Loki casts a spell upon the heroes of Midgard, clouding their perceptions. This may sound like a plotline from "Siege," but it is actually the origin of the Avengers. This series gives readers of "Mighty Avengers" or "Siege" a chance to see just how integral Loki was to the formation of the Avengers. For that, it is well timed.
Last issue's call for help from Rick Jones and his Teen Brigade is answered by Thor, Iron Man, Ant-Man, and Wasp. The confrontation between the Brigade and the heroes seems weird with Rick's pals all whipping out guns, but considering this is a modern reinterpretation of the classic story, Casey follows what would come "naturally" to the kids of today if they gathered in a group with motivations akin to Jones' crew.
Iron Man is saddled with some really clunky armor, but Noto makes the armor look classic, despite the fact that it seems out of place. The armor -- while true to what Tony Stark was wearing when this story was originally told in its Silver Age brilliance -- seems horribly outdated and quite unlike anything a futurist like Tony Stark would have developed a handful of years ago. Perhaps my opinion here is shaded by the media inundation of the current interpretation of Iron Man, or maybe I just prefer to remember things as they were. At any rate, the blending of new and old creates some slightly awkward moments like this, but Noto's art is clean enough to make it all congeal.

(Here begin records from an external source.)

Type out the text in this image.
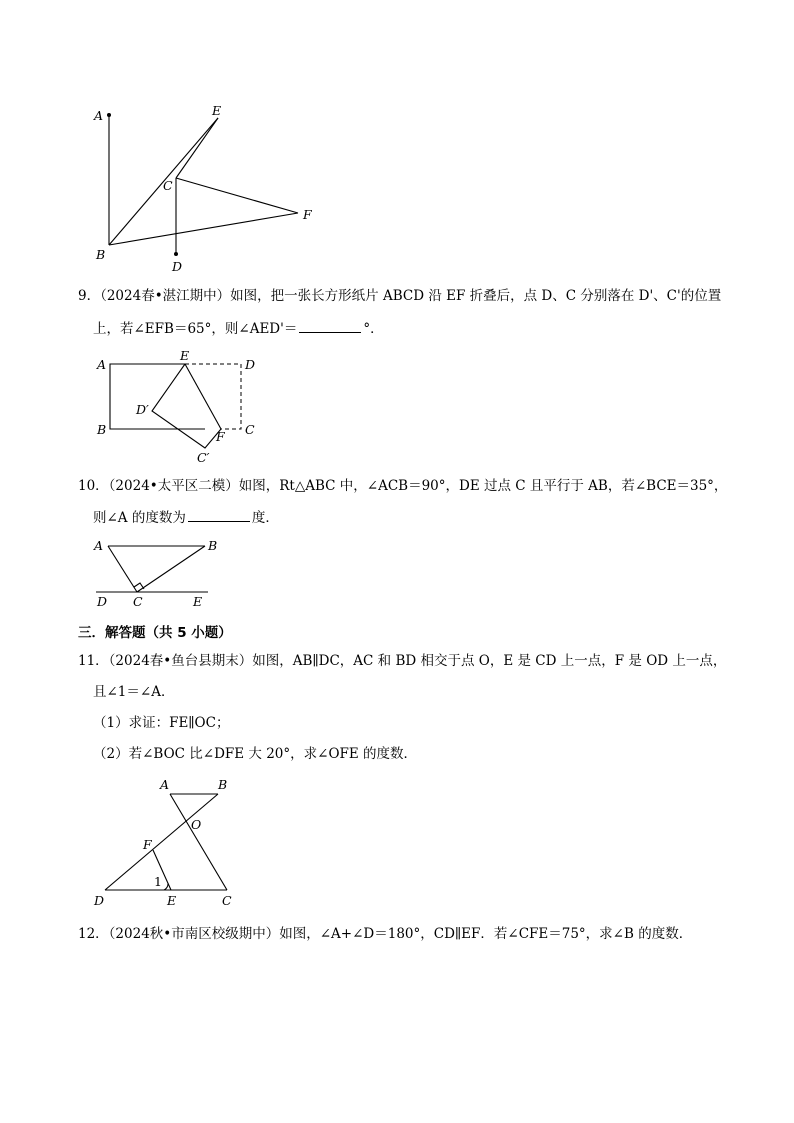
A
B
C
D
E
F
9．（2024春•湛江期中）如图，把一张长方形纸片 ABCD 沿 EF 折叠后，点 D、C 分别落在 D'、C'的位置
上，若∠EFB＝65°，则∠AED'＝	°．
A
B
E
D
D′
C
F
C′
10．（2024•太平区二模）如图，Rt△ABC 中，∠ACB＝90°，DE 过点 C 且平行于 AB，若∠BCE＝35°，
则∠A 的度数为	度．
A	B
D C	E
三．解答题（共 5 小题）
11．（2024春•鱼台县期末）如图，AB∥DC，AC 和 BD 相交于点 O，E 是 CD 上一点，F 是 OD 上一点，
且∠1＝∠A．
（1）求证：FE∥OC；
（2）若∠BOC 比∠DFE 大 20°，求∠OFE 的度数．
A	B
O
F
1
D	E	C
12．（2024秋•市南区校级期中）如图，∠A+∠D＝180°，CD∥EF．若∠CFE＝75°，求∠B 的度数．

This issue is stunningly low on action with the only action coming from an imaginary sequence bestowed upon Thor by Loki. In that sequence, Thor is shown possible paths for all of the characters in this book should they decide to hastily pursue the Hulk. This leads to posturing on Thor's part and disbelief (this is the first time they meet Thor) on the part of his newfound allies.
While I enjoy a good Avengers comic as much as anybody, in the end, this issue is an average tale of decompression on the origin of the Avengers. There's nothing startling here, and nothing overly exciting either. For the price, this book is a bit of a letdown, but at least it's a very sharp-looking letdown.